Intervention de Pierre-Yves Collombat

Réunion du 5 décembre 2017 à 14h00
Loi de finances pour 2018 — Administration générale et territoriale de l'état

Photo de Pierre-Yves CollombatPierre-Yves Collombat :

Monsieur le président, monsieur le ministre d’État, mes chers collègues, m’étant focalisé voilà quelques instants, par nécessité, sur le côté strictement budgétaire de la mission et la poursuite des réductions d’effectifs qu’elle implique, je vais maintenant revenir sur quelques-uns des aspects qualitatifs de cette évolution.

Je commencerai par évoquer la réorganisation de la délivrance des titres.

J’aborderai, comme premier point, la mise en place des centres d’expertise et de ressources titres, les CERT.
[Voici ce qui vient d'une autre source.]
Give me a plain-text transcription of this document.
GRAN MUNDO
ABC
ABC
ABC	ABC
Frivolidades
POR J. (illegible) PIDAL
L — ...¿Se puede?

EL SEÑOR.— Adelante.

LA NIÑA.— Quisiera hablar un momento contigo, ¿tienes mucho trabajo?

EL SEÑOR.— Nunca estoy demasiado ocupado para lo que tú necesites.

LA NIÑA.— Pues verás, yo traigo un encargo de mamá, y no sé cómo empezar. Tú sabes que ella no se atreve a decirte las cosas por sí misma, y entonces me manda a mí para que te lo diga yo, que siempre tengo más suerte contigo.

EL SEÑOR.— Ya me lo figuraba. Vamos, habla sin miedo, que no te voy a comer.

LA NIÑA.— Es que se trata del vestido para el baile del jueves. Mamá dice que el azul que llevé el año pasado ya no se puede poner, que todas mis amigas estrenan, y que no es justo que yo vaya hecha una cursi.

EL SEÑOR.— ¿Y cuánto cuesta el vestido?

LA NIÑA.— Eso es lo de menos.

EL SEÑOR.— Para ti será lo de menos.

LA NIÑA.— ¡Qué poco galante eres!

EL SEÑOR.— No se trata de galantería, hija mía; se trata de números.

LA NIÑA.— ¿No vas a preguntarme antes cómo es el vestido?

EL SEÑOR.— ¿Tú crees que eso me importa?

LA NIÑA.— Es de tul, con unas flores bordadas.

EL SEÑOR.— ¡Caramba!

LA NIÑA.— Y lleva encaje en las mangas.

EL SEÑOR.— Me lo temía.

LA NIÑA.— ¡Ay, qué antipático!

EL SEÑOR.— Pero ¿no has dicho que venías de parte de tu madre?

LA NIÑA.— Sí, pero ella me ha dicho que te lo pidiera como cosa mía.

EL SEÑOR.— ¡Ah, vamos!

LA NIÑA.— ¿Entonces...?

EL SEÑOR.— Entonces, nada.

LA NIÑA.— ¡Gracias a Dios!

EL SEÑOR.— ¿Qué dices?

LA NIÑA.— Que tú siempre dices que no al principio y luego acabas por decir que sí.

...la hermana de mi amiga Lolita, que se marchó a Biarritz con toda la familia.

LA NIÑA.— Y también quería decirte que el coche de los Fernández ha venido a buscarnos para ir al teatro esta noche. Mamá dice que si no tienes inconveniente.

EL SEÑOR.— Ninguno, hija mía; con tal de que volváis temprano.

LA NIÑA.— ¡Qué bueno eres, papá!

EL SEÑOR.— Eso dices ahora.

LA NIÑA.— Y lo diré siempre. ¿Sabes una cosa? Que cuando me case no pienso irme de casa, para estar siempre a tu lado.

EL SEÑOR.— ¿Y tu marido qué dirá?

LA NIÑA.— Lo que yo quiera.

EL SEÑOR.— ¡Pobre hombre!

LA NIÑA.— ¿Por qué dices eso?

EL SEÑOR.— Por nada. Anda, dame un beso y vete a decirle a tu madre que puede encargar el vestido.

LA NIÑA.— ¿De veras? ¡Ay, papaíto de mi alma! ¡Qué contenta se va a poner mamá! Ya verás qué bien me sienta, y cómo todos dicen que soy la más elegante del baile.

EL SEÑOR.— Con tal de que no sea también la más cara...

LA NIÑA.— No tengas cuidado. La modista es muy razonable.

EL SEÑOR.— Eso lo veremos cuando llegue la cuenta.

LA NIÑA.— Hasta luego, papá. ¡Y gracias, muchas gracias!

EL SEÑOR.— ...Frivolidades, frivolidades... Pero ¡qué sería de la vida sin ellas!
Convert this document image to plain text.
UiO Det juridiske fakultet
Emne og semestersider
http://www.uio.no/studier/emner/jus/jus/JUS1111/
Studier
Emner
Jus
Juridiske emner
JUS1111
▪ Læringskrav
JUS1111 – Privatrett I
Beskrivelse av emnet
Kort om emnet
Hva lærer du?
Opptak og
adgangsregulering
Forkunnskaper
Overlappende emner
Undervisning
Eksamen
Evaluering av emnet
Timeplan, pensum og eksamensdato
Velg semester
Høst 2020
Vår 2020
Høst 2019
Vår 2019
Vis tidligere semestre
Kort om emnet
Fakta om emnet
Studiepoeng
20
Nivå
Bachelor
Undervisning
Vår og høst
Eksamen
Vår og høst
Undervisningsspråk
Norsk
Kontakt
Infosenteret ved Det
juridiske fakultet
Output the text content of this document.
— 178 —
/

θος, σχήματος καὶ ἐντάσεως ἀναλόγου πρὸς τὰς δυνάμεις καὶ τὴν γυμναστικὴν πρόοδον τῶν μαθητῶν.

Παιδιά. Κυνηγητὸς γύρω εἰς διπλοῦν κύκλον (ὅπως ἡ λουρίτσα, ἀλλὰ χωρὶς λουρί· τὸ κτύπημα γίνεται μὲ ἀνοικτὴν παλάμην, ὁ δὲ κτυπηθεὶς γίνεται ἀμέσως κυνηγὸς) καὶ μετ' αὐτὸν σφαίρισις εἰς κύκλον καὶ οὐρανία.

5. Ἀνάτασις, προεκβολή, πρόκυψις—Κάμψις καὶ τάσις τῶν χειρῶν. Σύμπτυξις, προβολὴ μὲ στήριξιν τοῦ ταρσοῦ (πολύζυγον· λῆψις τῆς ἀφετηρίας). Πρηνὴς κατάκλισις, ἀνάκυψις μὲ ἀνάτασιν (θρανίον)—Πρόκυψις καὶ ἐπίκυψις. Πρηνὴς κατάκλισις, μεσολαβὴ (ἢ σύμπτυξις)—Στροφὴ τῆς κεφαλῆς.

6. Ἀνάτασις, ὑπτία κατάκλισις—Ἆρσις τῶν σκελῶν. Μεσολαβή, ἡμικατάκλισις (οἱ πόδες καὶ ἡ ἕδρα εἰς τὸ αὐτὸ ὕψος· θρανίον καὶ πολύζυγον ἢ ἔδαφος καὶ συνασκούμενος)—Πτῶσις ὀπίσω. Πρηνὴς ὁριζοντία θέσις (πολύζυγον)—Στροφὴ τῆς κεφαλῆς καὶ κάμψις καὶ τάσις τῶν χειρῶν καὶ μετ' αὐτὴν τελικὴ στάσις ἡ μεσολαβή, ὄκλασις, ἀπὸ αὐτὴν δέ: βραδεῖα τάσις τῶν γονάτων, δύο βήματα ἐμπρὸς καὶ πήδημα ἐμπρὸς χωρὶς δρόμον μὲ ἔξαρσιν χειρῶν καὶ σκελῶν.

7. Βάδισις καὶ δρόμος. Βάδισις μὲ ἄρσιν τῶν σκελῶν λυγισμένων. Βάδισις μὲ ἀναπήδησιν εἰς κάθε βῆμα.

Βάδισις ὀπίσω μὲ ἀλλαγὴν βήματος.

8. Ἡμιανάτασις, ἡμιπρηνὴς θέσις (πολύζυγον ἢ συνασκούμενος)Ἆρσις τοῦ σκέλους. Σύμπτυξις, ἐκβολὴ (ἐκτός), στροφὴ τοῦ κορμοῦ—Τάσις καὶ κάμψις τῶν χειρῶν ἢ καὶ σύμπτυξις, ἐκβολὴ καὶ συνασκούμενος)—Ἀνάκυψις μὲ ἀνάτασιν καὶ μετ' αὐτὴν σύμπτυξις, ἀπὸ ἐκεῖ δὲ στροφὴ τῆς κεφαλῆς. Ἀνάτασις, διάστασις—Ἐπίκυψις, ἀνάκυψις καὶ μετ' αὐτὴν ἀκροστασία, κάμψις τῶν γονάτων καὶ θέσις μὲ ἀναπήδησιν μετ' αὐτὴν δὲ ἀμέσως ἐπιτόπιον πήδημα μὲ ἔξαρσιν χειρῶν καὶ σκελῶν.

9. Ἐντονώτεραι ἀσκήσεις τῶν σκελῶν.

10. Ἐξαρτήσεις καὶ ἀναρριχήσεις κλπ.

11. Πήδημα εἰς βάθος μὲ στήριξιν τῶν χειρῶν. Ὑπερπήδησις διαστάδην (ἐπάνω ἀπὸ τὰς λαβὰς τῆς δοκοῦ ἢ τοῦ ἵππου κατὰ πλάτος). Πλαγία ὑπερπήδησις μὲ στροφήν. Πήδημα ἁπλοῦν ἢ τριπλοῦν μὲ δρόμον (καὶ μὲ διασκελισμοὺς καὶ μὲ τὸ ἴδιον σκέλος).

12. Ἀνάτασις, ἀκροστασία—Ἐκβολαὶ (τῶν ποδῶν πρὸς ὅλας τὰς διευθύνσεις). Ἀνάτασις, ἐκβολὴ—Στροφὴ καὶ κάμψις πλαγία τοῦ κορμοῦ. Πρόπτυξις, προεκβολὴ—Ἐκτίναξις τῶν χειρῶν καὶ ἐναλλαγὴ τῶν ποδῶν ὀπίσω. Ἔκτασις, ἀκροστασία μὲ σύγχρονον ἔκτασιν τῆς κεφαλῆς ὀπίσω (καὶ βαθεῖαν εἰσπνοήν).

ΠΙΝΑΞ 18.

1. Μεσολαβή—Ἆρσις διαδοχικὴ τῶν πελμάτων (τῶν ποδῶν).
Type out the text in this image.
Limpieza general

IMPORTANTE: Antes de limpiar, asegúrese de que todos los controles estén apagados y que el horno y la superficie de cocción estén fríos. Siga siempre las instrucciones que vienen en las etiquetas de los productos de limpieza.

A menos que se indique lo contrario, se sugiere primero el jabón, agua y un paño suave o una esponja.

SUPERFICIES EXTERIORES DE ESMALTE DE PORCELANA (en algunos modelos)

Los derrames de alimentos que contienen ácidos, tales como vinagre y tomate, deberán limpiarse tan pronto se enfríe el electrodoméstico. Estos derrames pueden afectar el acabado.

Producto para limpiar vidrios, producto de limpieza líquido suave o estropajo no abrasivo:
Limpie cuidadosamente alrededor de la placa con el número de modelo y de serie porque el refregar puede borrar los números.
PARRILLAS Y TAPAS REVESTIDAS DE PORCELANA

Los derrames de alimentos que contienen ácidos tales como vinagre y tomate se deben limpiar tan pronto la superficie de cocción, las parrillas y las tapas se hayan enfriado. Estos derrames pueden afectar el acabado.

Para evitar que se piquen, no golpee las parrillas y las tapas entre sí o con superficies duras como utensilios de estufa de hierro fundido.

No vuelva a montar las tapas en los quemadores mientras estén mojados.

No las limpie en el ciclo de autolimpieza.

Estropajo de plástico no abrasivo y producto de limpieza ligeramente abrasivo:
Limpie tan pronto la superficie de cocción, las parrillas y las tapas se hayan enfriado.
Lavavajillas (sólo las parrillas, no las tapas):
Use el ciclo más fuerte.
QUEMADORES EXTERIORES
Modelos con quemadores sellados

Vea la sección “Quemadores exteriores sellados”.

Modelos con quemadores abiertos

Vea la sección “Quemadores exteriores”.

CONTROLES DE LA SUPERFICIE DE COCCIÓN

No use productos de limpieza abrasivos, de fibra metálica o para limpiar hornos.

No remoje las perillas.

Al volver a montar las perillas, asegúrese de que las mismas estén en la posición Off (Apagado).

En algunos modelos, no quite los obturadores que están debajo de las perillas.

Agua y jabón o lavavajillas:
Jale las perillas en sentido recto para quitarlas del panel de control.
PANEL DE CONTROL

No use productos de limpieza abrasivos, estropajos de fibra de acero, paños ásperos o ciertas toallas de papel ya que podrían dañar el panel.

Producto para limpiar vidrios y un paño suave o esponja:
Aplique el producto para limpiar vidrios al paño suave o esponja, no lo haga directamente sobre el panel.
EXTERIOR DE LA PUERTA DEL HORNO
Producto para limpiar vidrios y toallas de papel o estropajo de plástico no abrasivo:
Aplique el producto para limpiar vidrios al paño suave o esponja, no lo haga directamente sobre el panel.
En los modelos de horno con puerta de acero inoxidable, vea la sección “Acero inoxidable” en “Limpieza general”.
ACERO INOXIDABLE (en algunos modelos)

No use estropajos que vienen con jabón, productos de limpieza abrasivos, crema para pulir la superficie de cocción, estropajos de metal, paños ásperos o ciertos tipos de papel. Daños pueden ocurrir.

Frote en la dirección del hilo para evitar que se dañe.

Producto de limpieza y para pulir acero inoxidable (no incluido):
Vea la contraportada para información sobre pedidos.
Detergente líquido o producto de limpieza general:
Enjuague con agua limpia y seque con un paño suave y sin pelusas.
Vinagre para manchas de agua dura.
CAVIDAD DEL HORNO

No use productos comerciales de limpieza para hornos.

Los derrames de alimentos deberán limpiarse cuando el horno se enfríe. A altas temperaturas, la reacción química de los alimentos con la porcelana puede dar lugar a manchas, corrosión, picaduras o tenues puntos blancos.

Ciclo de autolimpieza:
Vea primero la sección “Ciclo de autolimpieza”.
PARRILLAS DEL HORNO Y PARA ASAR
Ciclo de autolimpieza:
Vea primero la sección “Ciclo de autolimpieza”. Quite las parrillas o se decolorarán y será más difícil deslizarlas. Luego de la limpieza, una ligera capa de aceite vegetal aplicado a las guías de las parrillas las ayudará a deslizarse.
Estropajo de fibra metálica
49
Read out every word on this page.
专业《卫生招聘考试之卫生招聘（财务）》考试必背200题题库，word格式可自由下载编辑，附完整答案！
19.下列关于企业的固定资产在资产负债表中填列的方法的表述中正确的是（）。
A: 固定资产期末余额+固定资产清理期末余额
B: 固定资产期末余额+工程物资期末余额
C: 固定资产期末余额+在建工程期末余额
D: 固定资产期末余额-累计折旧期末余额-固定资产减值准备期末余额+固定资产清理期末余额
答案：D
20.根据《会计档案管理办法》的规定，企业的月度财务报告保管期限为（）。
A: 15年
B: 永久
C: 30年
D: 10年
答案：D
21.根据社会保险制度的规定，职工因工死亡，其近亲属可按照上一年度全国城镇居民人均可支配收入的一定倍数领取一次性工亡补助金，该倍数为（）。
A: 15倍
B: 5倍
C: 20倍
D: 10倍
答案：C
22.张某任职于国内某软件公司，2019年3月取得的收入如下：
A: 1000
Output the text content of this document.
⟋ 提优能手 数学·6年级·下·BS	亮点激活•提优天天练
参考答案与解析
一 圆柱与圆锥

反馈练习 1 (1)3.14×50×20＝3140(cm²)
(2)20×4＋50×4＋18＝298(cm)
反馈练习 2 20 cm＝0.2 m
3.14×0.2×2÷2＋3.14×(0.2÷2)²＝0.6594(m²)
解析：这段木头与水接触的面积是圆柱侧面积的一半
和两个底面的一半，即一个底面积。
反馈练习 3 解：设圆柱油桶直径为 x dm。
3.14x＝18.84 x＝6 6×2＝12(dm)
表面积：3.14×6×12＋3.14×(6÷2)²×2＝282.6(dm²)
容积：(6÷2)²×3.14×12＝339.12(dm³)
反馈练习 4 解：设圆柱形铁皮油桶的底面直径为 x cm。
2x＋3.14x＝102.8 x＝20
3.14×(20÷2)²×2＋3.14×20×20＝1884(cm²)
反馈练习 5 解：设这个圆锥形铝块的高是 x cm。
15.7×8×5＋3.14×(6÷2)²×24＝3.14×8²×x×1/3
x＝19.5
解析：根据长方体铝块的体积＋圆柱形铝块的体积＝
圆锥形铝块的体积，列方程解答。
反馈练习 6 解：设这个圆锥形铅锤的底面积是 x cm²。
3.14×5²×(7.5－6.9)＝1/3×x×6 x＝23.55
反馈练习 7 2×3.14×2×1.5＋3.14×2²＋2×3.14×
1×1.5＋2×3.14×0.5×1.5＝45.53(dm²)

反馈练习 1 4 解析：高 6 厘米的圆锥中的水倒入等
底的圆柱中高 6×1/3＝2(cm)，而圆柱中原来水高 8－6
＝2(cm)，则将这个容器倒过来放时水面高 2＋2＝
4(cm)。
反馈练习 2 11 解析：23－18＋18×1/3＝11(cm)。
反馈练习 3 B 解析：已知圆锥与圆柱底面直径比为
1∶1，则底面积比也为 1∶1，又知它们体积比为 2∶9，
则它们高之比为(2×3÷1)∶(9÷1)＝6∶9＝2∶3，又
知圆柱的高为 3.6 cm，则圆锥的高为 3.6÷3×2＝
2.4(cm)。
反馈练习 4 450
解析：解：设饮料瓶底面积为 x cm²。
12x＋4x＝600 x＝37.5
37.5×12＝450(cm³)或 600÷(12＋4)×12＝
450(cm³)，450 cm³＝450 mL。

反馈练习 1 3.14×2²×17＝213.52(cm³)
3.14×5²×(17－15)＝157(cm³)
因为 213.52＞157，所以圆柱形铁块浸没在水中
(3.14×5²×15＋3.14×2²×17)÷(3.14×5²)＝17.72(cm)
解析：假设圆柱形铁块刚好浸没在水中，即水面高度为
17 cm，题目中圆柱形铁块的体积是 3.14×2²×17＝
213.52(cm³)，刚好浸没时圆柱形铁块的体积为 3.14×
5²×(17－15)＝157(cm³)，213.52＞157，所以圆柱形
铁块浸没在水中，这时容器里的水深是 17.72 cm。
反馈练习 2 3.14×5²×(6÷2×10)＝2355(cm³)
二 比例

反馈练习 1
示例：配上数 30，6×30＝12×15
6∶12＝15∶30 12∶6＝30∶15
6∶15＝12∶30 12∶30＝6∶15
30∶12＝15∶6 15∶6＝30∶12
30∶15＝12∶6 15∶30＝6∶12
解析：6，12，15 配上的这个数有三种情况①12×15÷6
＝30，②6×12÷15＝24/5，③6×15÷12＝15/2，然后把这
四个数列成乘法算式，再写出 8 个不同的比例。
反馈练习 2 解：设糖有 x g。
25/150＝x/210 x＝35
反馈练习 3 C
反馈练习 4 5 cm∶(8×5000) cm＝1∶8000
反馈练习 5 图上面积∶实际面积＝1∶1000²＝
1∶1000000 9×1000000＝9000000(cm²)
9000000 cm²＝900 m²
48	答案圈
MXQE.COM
Les demandes de titres formulées par les administrés d’un département ne sont désormais plus traitées par les services de la préfecture de ce département.

Selon le titre concerné, la demande est transmise à un CERT, chaque centre étant spécialisé sur un type de titres, chaque département dépendant de plusieurs CERT. Désormais, 58 CERT délivrent les cartes d’identité, les passeports, les permis de conduire et les cartes grises. Les compétences, les objectifs de production, les départements servis, les moyens dont dispose chaque CERT dépendent largement de l’importance des sureffectifs à réaffecter, concurremment à d’autres options : promotions internes, départs à la retraite, mise en place de pôles départementaux spécialisés dans les sous-préfectures importantes… Félicitons-nous que le volontariat des éventuelles mutations géographiques ait heureusement prévalu.

Pour donner un exemple de cette organisation, le CERT que nous avons visité à Châlons-en-Champagne traite, avec un effectif de 20 équivalents temps plein, ou ETP, les demandes de permis de conduire de cinq départements : la Meurthe-et-Moselle, les Deux-Sèvres, la Haute-Marne, le Lot et les Hautes-Alpes.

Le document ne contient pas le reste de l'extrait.